- Trump afirmou nas redes sociais que não analisou o texto exato da nova proposta do Irã e que é improvável aceitá-la, pois os iranianos não teriam pago um “preço suficientemente alto”.
- Ele continua sob pressão interna para romper o domínio iraniano sobre o Estreito de Ormuz, ainda que tenha dito não ter pressa.
- A proposta iraniana sugere adiar as negociações sobre o programa nuclear para fases futuras, mantendo o bloqueio e abrindo a navegação no estreito.
- Washington insiste na retirada do urânio enriquecido como condição para encerrar a guerra, enquanto o Irã afirma que seu programa nuclear é pacífico.
- Enquanto isso, Israel ordenou evacuação de milhares de libaneses no sul do Líbano em meio a ações contra o Hezbollah, mesmo com uma trégua em curso.
O presidente dos EUA, Donald Trump, afirmou nas redes sociais que ainda não examinou o texto exato da nova proposta iraniana, mas que provavelmente não a aceitaria, pois o Irã ainda não pagou um “preço suficientemente alto”. A declaração ocorreu após um dia de anúncios públicos sobre a possibilidade de retomar ataques aéreos.
Trump também indicou que não há pressa para encerrar o conflito, embora esteja sob pressão interna para romper o domínio iraniano sobre o Estreito de Ormuz. A região continua sob tensão, com impactos no abastecimento de energia global.
Enquanto isso, o Irã posicionou-se de forma firme: as conversas com Washington só seriam retomadas se um cessar-fogo no Líbano fosse mantido. Israel invadiu o Líbano em março para confrontar o Hezbollah, apoiado por Teerã, após ataques fronteiriços.

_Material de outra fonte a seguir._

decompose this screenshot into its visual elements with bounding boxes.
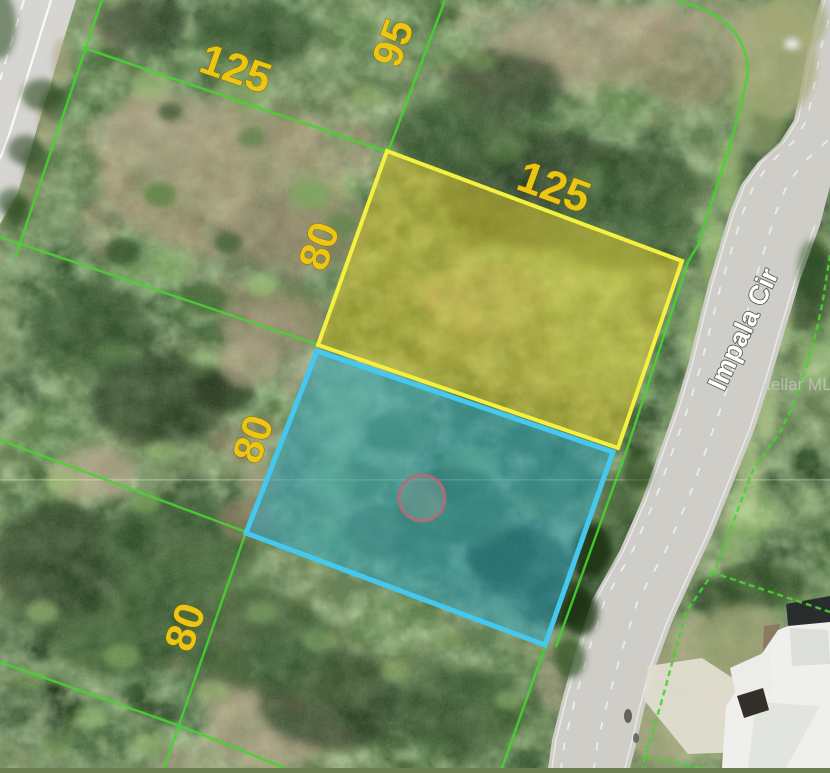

Autoridades israelenses anunciaram evacuações de milhares de libaneses no sul do Líbano, orientando moradores a deixar 11 cidades e vilarejos. O alerta visa reduzir riscos durante operações contra o Hezbollah em meio à escalada regional.

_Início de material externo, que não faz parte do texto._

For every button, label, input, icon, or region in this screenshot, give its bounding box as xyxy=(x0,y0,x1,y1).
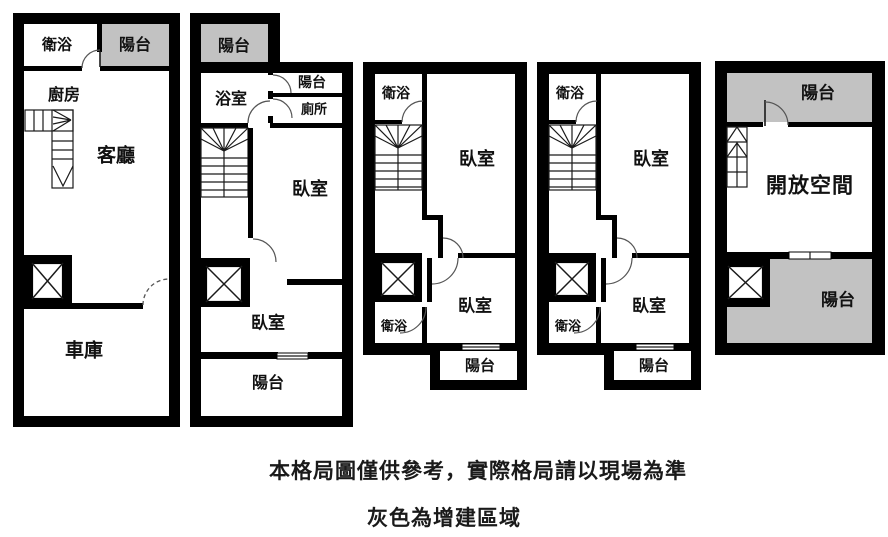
elevator-symbol xyxy=(373,253,422,302)
disclaimer-note: 本格局圖僅供參考，實際格局請以現場為準 xyxy=(269,455,687,485)
room-label-balcony: 陽台 xyxy=(465,359,495,374)
window-symbol xyxy=(462,344,500,350)
floor-plan-4 xyxy=(537,62,701,390)
room-label-bathroom: 衛浴 xyxy=(42,38,72,53)
room-label-balcony: 陽台 xyxy=(821,293,855,310)
room-label-toilet: 廁所 xyxy=(301,104,327,117)
room-label-bedroom: 臥室 xyxy=(458,299,492,316)
floor-plan-2 xyxy=(190,13,353,427)
elevator-symbol xyxy=(23,255,72,307)
floor-plan-1 xyxy=(13,13,180,427)
addition-balcony-area xyxy=(727,73,872,122)
room-label-garage: 車庫 xyxy=(65,342,103,361)
room-label-open-space: 開放空間 xyxy=(766,176,854,197)
floor-plan-3 xyxy=(363,62,527,390)
room-label-balcony: 陽台 xyxy=(119,37,151,53)
room-label-bathroom: 衛浴 xyxy=(382,87,410,101)
elevator-symbol xyxy=(719,258,770,307)
floor-plan-diagram: 衛浴 陽台 廚房 客廳 車庫 陽台 浴室 陽台 廁所 臥室 臥室 陽台 衛浴 臥… xyxy=(0,0,888,537)
room-label-balcony: 陽台 xyxy=(639,359,669,374)
legend-note: 灰色為增建區域 xyxy=(367,502,521,532)
floor-plan-5 xyxy=(715,61,885,355)
room-label-bedroom: 臥室 xyxy=(633,151,669,169)
elevator-symbol xyxy=(195,258,250,307)
room-label-bathroom: 衛浴 xyxy=(381,321,407,334)
room-label-kitchen: 廚房 xyxy=(48,87,80,103)
room-label-bedroom: 臥室 xyxy=(632,299,666,316)
room-label-balcony: 陽台 xyxy=(801,86,835,103)
window-symbol xyxy=(789,252,831,259)
room-label-balcony: 陽台 xyxy=(252,375,284,391)
room-label-balcony: 陽台 xyxy=(298,76,326,90)
room-label-bathroom: 浴室 xyxy=(215,91,247,107)
room-label-bathroom: 衛浴 xyxy=(555,321,581,334)
room-label-living-room: 客廳 xyxy=(97,147,135,166)
room-label-bedroom: 臥室 xyxy=(292,181,328,199)
room-label-bedroom: 臥室 xyxy=(251,316,285,333)
room-label-bedroom: 臥室 xyxy=(459,151,495,169)
room-label-balcony: 陽台 xyxy=(218,38,250,54)
window-symbol xyxy=(277,353,308,359)
room-label-bathroom: 衛浴 xyxy=(556,87,584,101)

No terreno, Libano e Israel mantêm cessar-fogo parcialmente vigente, apesar de combates insistirem em menor intensidade. As forças de Montanha israelenses destacaram que operam contra o grupo libanês, citando violações ao acordo de trégua.
A proposta iraniana foi sobejamente discutida como contrária a uma exigência dos EUA: o desmonte do estoque de urânio altamente enriquecido, visto como ingrediente para potencial arma. Teerã defende uso pacífico do programa nuclear e propõe restrições condicionais a sanções.
A circulação de propostas ocorreu em meio a declarações conflitantes entre Washington e Teerã. A imprensa iraniana relatou que a ideia de adiar negociações nucleares para etapas posteriores pode facilitar um acordo, segundo fontes oficiais sob anonimato.
A guerra parcial já dura mais de dois meses e já provocou interrupções no fornecimento global de energia e volatilidade nos mercados. As partes envolvidas buscam sair do ciclo de hostilidades, mas não há acordo visível no curto prazo.
Autoridades iranianas afirmaram, de forma reservada, que a nova proposta não apenas reabre o estreito antes de resolver questões nucleares, como transferiria o ponto de negociação para etapas futuras, criando condições mais favoráveis para Teerã.